Zookeeper
Leader Elections
Leader is needed to order client requests into a transaction.
The leader elected is the node with the smallest zxid.
Each server starts in the LOOKING state, where it must either elect a new leader or find the existing one. If a leader already exists, other servers inform the new one which server is the leader. At this point, the new server connects to the leader and makes sure that its own state is consistent with the state of the leader. If an ensemble of servers, however, are all in the LOOKING state, they must communicate to elect a leader. They exchange messages to converge on a common choice for the leader. The server that wins this election enters the LEADING state, while the other servers in the ensemble enter the FOLLOWING state.
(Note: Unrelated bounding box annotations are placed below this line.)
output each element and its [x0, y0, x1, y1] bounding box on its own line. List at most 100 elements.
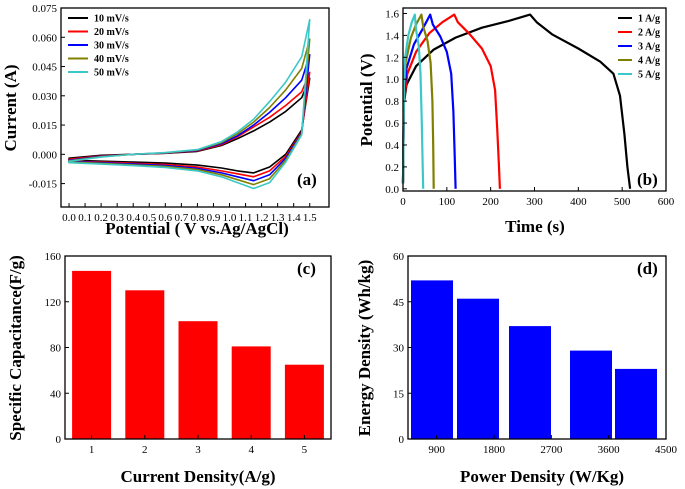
- gcd-series-line: [401, 13, 425, 189]
- cv-legend-label: 50 mV/s: [94, 68, 129, 79]
- capacitance-x-tick-label: 5: [302, 444, 308, 456]
- energy-bar: [509, 326, 551, 439]
- gcd-x-tick-label: 0: [400, 196, 406, 208]
- gcd-legend: 1 A/g 2 A/g 3 A/g 4 A/g 5 A/g: [618, 14, 660, 81]
- cv-x-axis-title: Potential ( V vs.Ag/AgCl): [105, 219, 289, 238]
- cv-y-tick-label: 0.015: [32, 120, 57, 132]
- cv-legend-label: 40 mV/s: [94, 54, 129, 65]
- cv-x-tick-label: 0.6: [158, 212, 172, 224]
- cv-x-tick-label: 0.9: [207, 212, 221, 224]
- capacitance-bar: [72, 270, 112, 439]
- cv-panel: 0.0 0.1 0.2 0.3 0.4 0.5 0.6 0.7 0.8 0.9 1.0 1.1 1.2 1…: [1, 3, 330, 238]
- energy-bars: [411, 280, 657, 439]
- energy-x-axis-title: Power Density (W/Kg): [460, 467, 624, 486]
- cv-x-tick-label: 0.2: [94, 212, 108, 224]
- capacitance-bar: [125, 290, 165, 439]
- cv-y-tick-label: 0.075: [32, 3, 57, 15]
- cv-x-tick-label: 0.1: [78, 212, 92, 224]
- gcd-series-line: [401, 13, 501, 189]
- cv-x-tick-label: 1.2: [255, 212, 269, 224]
- gcd-y-axis-title: Potential (V): [357, 53, 376, 146]
- gcd-y-tick-label: 0.0: [385, 184, 399, 196]
- cv-plot-frame: [60, 7, 330, 208]
- cv-series-line: [68, 18, 311, 190]
- energy-x-tick-label: 2700: [540, 444, 563, 456]
- cv-legend-label: 10 mV/s: [94, 14, 129, 25]
- gcd-series-line: [401, 13, 457, 189]
- energy-y-tick-label: 30: [393, 343, 405, 355]
- gcd-y-ticks: 0.0 0.2 0.4 0.6 0.8 1.0 1.2 1.4 1.6: [385, 8, 407, 196]
- energy-panel: 900 1800 2700 3600 4500 0 15 30 45 60 (d) Power …: [355, 251, 678, 486]
- gcd-y-tick-label: 0.2: [385, 162, 399, 174]
- energy-y-tick-label: 15: [393, 388, 405, 400]
- capacitance-x-tick-label: 4: [248, 444, 254, 456]
- cv-y-axis-title: Current (A): [1, 64, 20, 151]
- capacitance-y-tick-label: 40: [50, 388, 62, 400]
- energy-x-tick-label: 900: [428, 444, 445, 456]
- energy-x-tick-label: 3600: [598, 444, 621, 456]
- capacitance-y-ticks: 0 40 80 120 160: [45, 251, 69, 446]
- energy-bar: [570, 350, 612, 439]
- cv-x-tick-label: 0.0: [62, 212, 76, 224]
- cv-x-tick-label: 0.5: [142, 212, 156, 224]
- energy-y-ticks: 0 15 30 45 60: [393, 251, 412, 446]
- cv-y-tick-label: 0.045: [32, 62, 57, 74]
- gcd-legend-label: 2 A/g: [638, 28, 660, 39]
- energy-x-tick-label: 1800: [483, 444, 506, 456]
- gcd-x-tick-label: 500: [614, 196, 631, 208]
- cv-x-tick-label: 1.5: [303, 212, 317, 224]
- gcd-series-line: [401, 13, 632, 189]
- gcd-x-tick-label: 400: [570, 196, 587, 208]
- energy-x-ticks: 900 1800 2700 3600 4500: [428, 435, 678, 456]
- cv-curves: [68, 18, 311, 190]
- capacitance-bar: [231, 346, 271, 439]
- cv-x-tick-label: 1.3: [271, 212, 285, 224]
- energy-bar: [457, 298, 499, 439]
- gcd-x-tick-label: 600: [658, 196, 675, 208]
- gcd-legend-label: 1 A/g: [638, 14, 660, 25]
- cv-y-tick-label: -0.015: [29, 179, 58, 191]
- cv-y-ticks: -0.015 0.000 0.015 0.030 0.045 0.060 0.075: [29, 3, 65, 191]
- energy-panel-label: (d): [637, 259, 658, 278]
- capacitance-panel: 1 2 3 4 5 0 40 80 120 160 (c) Current Density(A/…: [6, 251, 332, 486]
- gcd-y-tick-label: 1.4: [385, 30, 399, 42]
- energy-y-axis-title: Energy Density (Wh/kg): [355, 260, 374, 437]
- cv-x-ticks: 0.0 0.1 0.2 0.3 0.4 0.5 0.6 0.7 0.8 0.9 1.0 1.1 1.2 1…: [62, 203, 317, 224]
- gcd-panel-label: (b): [637, 170, 658, 189]
- cv-series-line: [68, 77, 311, 174]
- cv-y-tick-label: 0.000: [32, 149, 57, 161]
- capacitance-y-tick-label: 80: [50, 343, 62, 355]
- capacitance-x-ticks: 1 2 3 4 5: [89, 435, 308, 456]
- capacitance-y-axis-title: Specific Capacitance(F/g): [6, 255, 25, 441]
- gcd-y-tick-label: 0.4: [385, 140, 399, 152]
- cv-x-tick-label: 1.1: [239, 212, 253, 224]
- energy-y-tick-label: 0: [399, 434, 405, 446]
- cv-x-tick-label: 1.4: [287, 212, 301, 224]
- gcd-x-axis-title: Time (s): [505, 217, 565, 236]
- cv-panel-label: (a): [297, 170, 317, 189]
- gcd-y-tick-label: 1.0: [385, 74, 399, 86]
- capacitance-y-tick-label: 160: [45, 251, 62, 263]
- gcd-legend-label: 4 A/g: [638, 56, 660, 67]
- cv-legend-label: 20 mV/s: [94, 27, 129, 38]
- capacitance-x-tick-label: 3: [195, 444, 201, 456]
- gcd-legend-label: 3 A/g: [638, 42, 660, 53]
- gcd-x-tick-label: 100: [439, 196, 456, 208]
- cv-y-tick-label: 0.060: [32, 32, 57, 44]
- cv-y-tick-label: 0.030: [32, 91, 57, 103]
- cv-x-tick-label: 0.4: [126, 212, 140, 224]
- capacitance-x-tick-label: 2: [142, 444, 148, 456]
- cv-x-tick-label: 0.7: [174, 212, 188, 224]
- energy-y-tick-label: 45: [393, 297, 405, 309]
- gcd-y-tick-label: 1.2: [385, 52, 399, 64]
- cv-legend: 10 mV/s 20 mV/s 30 mV/s 40 mV/s 50 mV/s: [68, 14, 129, 79]
- capacitance-bar: [284, 364, 324, 439]
- capacitance-y-tick-label: 120: [45, 297, 62, 309]
- gcd-y-tick-label: 0.6: [385, 118, 399, 130]
- energy-bar: [615, 368, 657, 439]
- gcd-x-ticks: 0 100 200 300 400 500 600: [400, 187, 675, 208]
- energy-x-tick-label: 4500: [655, 444, 678, 456]
- capacitance-x-tick-label: 1: [89, 444, 95, 456]
- capacitance-x-axis-title: Current Density(A/g): [120, 467, 275, 486]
The leader election messages are called leader election notifications, or simply notifica‐ tions. The protocol is extremely simple. When a server enters the LOOKING state, it sends a batch of notification messages, one to each of the other servers in the ensemble. The message contains its current vote, which consists of the server’s identifier (sid) and the zxid (zxid) of the most recent transaction it executed. Thus, (1,5) is a vote sent by the server with a sid of 1 and a most recent zxid of 5.
Server changes vote if it receives a vote that has a higher zxid and a higher server number (in that order)
ZAB (Zookeeper atomic broadcast protcol)
ZAB does a two phase commit
- The leader sends a PROPOSAL message, p, to all followers.
- Upon receiving p, a follower responds to the leader with an ACK, informing the leader that it has accepted the proposal.
- Upon receiving acknowledgments from a quorum (the quorum includes the leader itself ), the leader sends a message informing the followers to COMMIT it.
ZAB Guarantees:
Elected leader has committed all transactions that will ever be committed from previous epochs before it starts broadcasting new transactions.
At no point in time, two servers will have quorom.
Note that it is possible to have a quorom to commit at the same time when a new leader has quorum
Zookeper sessions
They have buckets (imagine a linkedlist, with random access).
They